One of these days I’m going to learn to stop experimenting when the bike already feels good lol




Any thoughts on my tire wear?

More tire pressure, less tire pressure, keep it as is?

Full disclosure, this track has a pretty rough surface that’s known for eating tires.

View attachment 50427View attachment 50428

You need to measure your ride height Steven!

A ride height tool is best, but two, fixed, reference points, will also do. 👌

You'd be surprised what big differences come, from very small adjustments.
 
You move the back down a little bit and the bike doesn't turn as well or hold a line. You're in a fast sweeper and the front runs wide. I'll try this again. Raise the fork tubes a little or move the clip-ons down the fork tubes a bit. Needs more load on the front IMHO.

Are you sure about this? Depends, a lot, on where the starting point is. And, we don't know which way, the rear ride height went.

If it's on its nose, and you lift the rear further, it will be harder to turn.
 
Moving the clip-ons down puts more body weight on the front. I'd raise the fork tubes a bit. Rick I'm just reading the tires. But part of that is my riding style that's what i'd do. I can't see where his set up is. You're right i could be way off base.
 
Are you sure about this? Depends, a lot, on where the starting point is. And, we don't know which way, the rear ride height went.

If it's on its nose, and you lift the rear further, it will be harder to turn.

Might not even be ride height that’s an issue. 5 mm either way on a street bike setup is probably imperceptible.

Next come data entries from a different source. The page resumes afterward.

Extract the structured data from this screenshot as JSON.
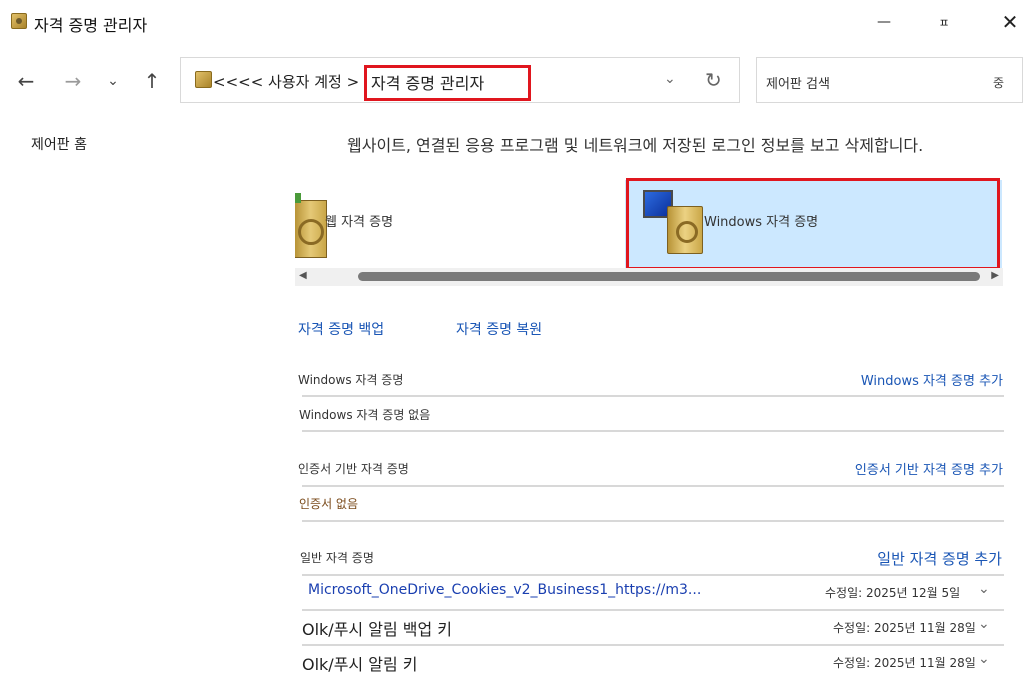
{
  "window": {
    "title": "자격 증명 관리자",
    "min_glyph": "—",
    "max_glyph": "ㅍ",
    "close_glyph": "✕"
  },
  "nav": {
    "back_glyph": "←",
    "forward_glyph": "→",
    "recent_glyph": "⌄",
    "up_glyph": "↑",
    "address_prefix": "<<<< 사용자 계정 >",
    "address_current": "자격 증명 관리자",
    "dropdown_glyph": "⌄",
    "refresh_glyph": "↻",
    "search_placeholder": "제어판 검색",
    "search_glyph": "중"
  },
  "sidebar": {
    "home_label": "제어판 홈"
  },
  "main": {
    "description": "웹사이트, 연결된 응용 프로그램 및 네트워크에 저장된 로그인 정보를 보고 삭제합니다.",
    "tiles": {
      "web_label": "웹 자격 증명",
      "windows_label": "Windows 자격 증명"
    },
    "scroll": {
      "left_glyph": "◀",
      "right_glyph": "▶"
    },
    "backup_label": "자격 증명 백업",
    "restore_label": "자격 증명 복원",
    "windows_section": {
      "title": "Windows 자격 증명",
      "add_label": "Windows 자격 증명 추가",
      "empty_text": "Windows 자격 증명 없음"
    },
    "cert_section": {
      "title": "인증서 기반 자격 증명",
      "add_label": "인증서 기반 자격 증명 추가",
      "empty_text": "인증서 없음"
    },
    "generic_section": {
      "title": "일반 자격 증명",
      "add_label": "일반 자격 증명 추가",
      "items": [
        {
          "name": "Microsoft_OneDrive_Cookies_v2_Business1_https://m3...",
          "date": "수정일: 2025년 12월 5일"
        },
        {
          "name": "Olk/푸시 알림 백업 키",
          "date": "수정일: 2025년 11월 28일"
        },
        {
          "name": "Olk/푸시 알림 키",
          "date": "수정일: 2025년 11월 28일"
        }
      ]
    }
  },
  "colors": {
    "accent_link": "#1a56b5",
    "highlight_red": "#e0161e",
    "selected_tile": "#cce8ff"
  }
}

Steven, are you running the 60 or 65 AR rear? Could be as bp pointed out that the understeer could be coming from an overheated front tire
 
Moving the clip-ons down moves your mass down and forward a little. Regardless of your grip on the bars. Sometimes changing the droop of the bars changes the feel of the bike (Troy Corser). I don't hang on much and i don't run a steering damper (kills feel). If the head goes off I let the bars slap my palms. Steven take a couple of pictures of your set up. The question becomes does the bike push only in high speed corners and does it do that consistently? Does it push in mid speed corners?
 
Moving the clip-ons down moves your mass down and forward a little. Regardless of your grip on the bars. Sometimes changing the droop of the bars changes the feel of the bike (Troy Corser). I don't hang on much and i don't run a steering damper (kills feel). If the head goes off I let the bars slap my palms. Steven take a couple of pictures of your set up. The question becomes does the bike push only in high speed corners and does it do that consistently? Does it push in mid speed corners?

No steering damper?!?! Oy vey
 
I knew that would freak you out. Damper kills feel. I don't set the front down crooked. If the bars wag when the fronts skimming the pavement who cares. I haven't owned a ducati that would amplify the head since I raced a 2 valve (front dropped 3/4 inch, rear raised 1 or so inch, pretty steep). That wouldn't amplify without being really stupid even on crap pavement. And you could catch it by letting it slap your palms. But even the cast mags were pretty heavy then. Raced a 916 without a damper for years. Steep and still rock solid. CF wheels might change that.
 
I've never seen the reason for upgraded steering dampers. The stock ones are always way more than enough. Have the damper as low as possible, or as Baggerman has it, completely off.
My damper bracket came loose in my last race. Didn't affect me. Although, I do feel it benefits, so have the stock base one.